Fly Machines workers
- Start from an immutable container image.
- Clone repository and create a task branch.
- Run selected CLI agent in non-interactive mode.
- Exit and self-destroy after completion.
Why this architecture works
Porter standardizes one flow across agents and repos:
- Trigger from GitHub comments
- Enrich with issue and repo context
- Execute in short-lived cloud containers
- Report back to the issue with result and PR
This separation keeps the web tier lightweight and the execution tier disposable.
Security boundaries
- User credentials remain in user-owned private Gists.
- Secrets are injected at runtime as environment variables per task.
- Worker lifetime is bounded to the task, reducing long-lived exposure.

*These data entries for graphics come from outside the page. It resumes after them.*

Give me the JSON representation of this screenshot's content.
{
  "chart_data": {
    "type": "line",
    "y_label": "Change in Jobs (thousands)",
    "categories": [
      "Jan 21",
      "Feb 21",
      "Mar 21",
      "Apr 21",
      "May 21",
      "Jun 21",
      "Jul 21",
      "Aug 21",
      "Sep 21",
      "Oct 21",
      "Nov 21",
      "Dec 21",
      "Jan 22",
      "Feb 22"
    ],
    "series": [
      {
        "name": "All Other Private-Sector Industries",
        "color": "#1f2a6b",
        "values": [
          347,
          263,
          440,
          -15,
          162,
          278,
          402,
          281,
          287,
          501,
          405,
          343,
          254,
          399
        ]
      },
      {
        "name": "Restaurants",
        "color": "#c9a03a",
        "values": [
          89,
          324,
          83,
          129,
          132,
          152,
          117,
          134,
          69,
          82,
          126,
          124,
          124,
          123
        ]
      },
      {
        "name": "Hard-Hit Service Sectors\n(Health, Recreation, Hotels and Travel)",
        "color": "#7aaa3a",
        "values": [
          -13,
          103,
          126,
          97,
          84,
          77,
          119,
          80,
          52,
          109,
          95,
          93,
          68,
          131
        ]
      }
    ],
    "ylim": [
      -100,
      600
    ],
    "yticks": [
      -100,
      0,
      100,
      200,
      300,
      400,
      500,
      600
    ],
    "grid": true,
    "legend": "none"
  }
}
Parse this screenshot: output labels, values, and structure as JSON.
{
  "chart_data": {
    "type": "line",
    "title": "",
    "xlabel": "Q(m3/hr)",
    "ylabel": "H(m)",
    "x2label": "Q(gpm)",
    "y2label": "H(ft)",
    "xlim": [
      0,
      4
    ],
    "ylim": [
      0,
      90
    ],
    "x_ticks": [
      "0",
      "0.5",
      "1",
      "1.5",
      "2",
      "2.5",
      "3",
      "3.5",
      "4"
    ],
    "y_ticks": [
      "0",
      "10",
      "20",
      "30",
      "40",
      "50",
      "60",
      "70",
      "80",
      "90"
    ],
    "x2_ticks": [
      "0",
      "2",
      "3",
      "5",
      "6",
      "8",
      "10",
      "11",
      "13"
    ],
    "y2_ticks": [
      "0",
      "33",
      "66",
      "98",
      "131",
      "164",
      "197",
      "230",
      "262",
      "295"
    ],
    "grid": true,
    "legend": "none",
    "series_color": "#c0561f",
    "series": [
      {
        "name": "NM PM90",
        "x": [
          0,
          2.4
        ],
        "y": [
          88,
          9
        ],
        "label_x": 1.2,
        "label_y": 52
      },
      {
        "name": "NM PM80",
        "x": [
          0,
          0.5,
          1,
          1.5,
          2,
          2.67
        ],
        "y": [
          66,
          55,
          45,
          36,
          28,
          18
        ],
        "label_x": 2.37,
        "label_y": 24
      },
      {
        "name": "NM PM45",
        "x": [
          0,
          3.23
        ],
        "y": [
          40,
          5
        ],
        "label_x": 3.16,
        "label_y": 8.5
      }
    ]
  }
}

- GitHub App permissions are scoped to only required repository actions.
Tech stack
| Layer | Technology |
|---|---|
| Web app | SvelteKit + Bun |
| Hosting | Vercel |
| Auth | GitHub OAuth |
| Execution | Fly Machines |
| Container | Docker (Node 20 + agent CLIs) |
| Config storage | GitHub Gist (user-owned) |
Failure model
- If webhook validation fails, no task is created.
- If runtime provisioning fails, task status moves to failed with reason.
- If agent execution fails, Porter posts failure details back to the originating issue.
- All failures are visible in GitHub where the request started.